Document Scanning Capability

This component is required to capture the data on documents and translate it into an appropriate input form to use to update a database directly or application screen. Currently this component is to be found in the tools that came from an ECM background but not in other BPMS products.

Run-time Engines

There are usually 2 engines; one for the processes and the other for the rules. The Process Engine is the runtime execution module that executes the actual process flow activities. This engine has to support both system-centric and document-centric processing. The Rules Engine manages the flow of information and activities within a process according to the formulas and rules assigned to it. Physically these run-time engines will tend to be implemented on top of an application server of some sort.

Monitoring (Status Checks, Alerts)

This provides the mechanisms for users to monitor and audit their work. At any given moment participants should be able to know case/task status.
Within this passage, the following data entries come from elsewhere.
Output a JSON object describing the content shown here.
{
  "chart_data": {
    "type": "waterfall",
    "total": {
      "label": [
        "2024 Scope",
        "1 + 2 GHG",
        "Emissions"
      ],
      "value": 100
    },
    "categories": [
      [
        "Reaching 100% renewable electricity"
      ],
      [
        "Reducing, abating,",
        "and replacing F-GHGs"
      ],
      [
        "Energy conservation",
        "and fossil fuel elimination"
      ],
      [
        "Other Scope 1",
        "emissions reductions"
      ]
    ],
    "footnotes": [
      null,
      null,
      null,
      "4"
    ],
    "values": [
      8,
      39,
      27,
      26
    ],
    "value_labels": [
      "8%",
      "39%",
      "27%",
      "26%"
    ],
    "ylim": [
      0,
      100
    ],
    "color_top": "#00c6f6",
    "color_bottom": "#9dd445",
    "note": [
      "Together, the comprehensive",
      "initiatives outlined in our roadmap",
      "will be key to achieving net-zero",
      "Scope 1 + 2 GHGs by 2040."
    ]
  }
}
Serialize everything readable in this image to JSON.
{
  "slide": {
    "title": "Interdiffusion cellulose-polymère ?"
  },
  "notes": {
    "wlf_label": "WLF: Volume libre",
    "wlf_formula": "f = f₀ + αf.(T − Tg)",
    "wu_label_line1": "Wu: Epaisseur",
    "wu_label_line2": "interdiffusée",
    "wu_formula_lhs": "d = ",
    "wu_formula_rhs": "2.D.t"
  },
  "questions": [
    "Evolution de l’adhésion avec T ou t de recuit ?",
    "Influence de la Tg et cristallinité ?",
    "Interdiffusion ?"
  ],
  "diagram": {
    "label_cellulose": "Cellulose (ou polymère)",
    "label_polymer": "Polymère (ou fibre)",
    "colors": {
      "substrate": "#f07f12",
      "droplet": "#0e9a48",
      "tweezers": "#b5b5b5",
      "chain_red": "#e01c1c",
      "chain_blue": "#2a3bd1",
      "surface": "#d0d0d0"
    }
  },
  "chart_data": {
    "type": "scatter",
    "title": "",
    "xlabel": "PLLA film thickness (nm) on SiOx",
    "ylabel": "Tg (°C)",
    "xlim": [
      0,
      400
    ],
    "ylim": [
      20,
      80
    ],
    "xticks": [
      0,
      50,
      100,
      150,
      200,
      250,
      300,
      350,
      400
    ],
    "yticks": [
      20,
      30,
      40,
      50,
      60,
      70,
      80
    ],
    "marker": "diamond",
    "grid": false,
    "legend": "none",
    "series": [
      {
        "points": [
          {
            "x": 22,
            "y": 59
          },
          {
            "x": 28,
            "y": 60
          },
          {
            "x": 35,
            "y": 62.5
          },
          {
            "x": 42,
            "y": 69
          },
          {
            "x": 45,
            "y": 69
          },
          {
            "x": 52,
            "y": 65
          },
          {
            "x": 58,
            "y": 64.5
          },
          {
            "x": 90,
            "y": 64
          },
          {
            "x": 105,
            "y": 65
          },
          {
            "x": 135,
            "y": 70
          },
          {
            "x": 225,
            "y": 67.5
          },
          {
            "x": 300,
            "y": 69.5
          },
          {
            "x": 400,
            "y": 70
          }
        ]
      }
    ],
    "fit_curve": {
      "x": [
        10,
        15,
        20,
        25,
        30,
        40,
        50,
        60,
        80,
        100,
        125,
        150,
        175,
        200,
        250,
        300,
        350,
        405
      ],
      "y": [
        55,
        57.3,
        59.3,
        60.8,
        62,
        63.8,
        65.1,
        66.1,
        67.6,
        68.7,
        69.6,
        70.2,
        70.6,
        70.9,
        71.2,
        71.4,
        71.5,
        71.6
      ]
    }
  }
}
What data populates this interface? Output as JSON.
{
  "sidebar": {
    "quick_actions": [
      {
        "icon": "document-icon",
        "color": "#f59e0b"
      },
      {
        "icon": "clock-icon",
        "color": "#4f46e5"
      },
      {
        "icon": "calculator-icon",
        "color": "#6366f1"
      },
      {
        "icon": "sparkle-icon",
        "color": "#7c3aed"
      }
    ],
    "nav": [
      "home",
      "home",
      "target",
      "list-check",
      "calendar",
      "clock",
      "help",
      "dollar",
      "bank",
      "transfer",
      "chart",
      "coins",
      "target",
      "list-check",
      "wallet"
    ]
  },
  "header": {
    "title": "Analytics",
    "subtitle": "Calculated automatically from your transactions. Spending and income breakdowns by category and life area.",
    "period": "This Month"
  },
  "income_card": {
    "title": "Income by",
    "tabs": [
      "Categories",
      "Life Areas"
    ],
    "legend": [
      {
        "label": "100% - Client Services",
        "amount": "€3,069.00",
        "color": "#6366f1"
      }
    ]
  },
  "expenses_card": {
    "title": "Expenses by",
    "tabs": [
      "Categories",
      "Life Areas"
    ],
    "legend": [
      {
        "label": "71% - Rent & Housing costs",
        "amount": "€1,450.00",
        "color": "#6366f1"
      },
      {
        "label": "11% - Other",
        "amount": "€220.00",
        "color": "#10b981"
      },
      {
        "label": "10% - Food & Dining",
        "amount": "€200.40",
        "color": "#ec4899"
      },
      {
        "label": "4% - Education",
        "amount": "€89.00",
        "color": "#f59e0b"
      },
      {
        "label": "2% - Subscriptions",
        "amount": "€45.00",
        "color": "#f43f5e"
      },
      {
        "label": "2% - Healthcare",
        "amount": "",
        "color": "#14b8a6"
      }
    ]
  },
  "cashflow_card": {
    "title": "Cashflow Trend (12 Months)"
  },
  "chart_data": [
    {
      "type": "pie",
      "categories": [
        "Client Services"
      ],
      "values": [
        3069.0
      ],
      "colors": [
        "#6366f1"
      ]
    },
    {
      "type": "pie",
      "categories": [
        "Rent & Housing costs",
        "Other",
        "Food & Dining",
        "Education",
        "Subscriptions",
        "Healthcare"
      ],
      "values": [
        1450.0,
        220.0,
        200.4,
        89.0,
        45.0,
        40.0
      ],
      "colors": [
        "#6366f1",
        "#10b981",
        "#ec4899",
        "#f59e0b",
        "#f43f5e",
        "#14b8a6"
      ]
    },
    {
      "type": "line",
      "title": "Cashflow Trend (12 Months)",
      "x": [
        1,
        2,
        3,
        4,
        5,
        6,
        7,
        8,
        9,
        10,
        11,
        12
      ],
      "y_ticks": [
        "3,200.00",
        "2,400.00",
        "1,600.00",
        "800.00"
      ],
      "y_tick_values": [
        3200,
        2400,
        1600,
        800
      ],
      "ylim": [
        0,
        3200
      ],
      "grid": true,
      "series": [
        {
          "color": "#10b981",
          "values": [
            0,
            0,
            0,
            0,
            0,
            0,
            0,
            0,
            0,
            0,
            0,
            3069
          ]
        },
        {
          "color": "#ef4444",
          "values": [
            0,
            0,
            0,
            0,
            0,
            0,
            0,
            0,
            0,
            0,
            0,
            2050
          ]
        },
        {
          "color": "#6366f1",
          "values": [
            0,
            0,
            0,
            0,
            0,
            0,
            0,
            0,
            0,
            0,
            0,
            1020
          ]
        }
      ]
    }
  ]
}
Business analysts should be able to measure and analyse time taken, associated costs, and existing/potential bottlenecks. Missed deadlines or event triggers should cause immediate action requests. This knowledge base enables proactive problem solving and workflow automaton.

Activity Monitoring (BAM)

This goes further than simple monitoring and involves the aggregation, analysis, and presentation of real-time information about activities inside organisations and involving customers and partners. One of the most visible features of BAM solutions is the presentation of information on dashboards that contain key performance indicators (KPIs) used to provide assurance and visibility of activity and performance. This information is used by technical and business operations to provide visibility, measurement, and assurance of key business activities. A further development of BAM is Process Intelligence; here BAM capabilities are combined with Business Intelligence data thus providing context to the latter. BAM is now considered a critical component of Operational Intelligence (OI) solutions to deliver visibility into business operations. This is an area that Bloor will be researching during 2012.

System Administration

This covers all the management function for the software and includes handling roles, security and access rights, LDAP integration, permissions, and process execution.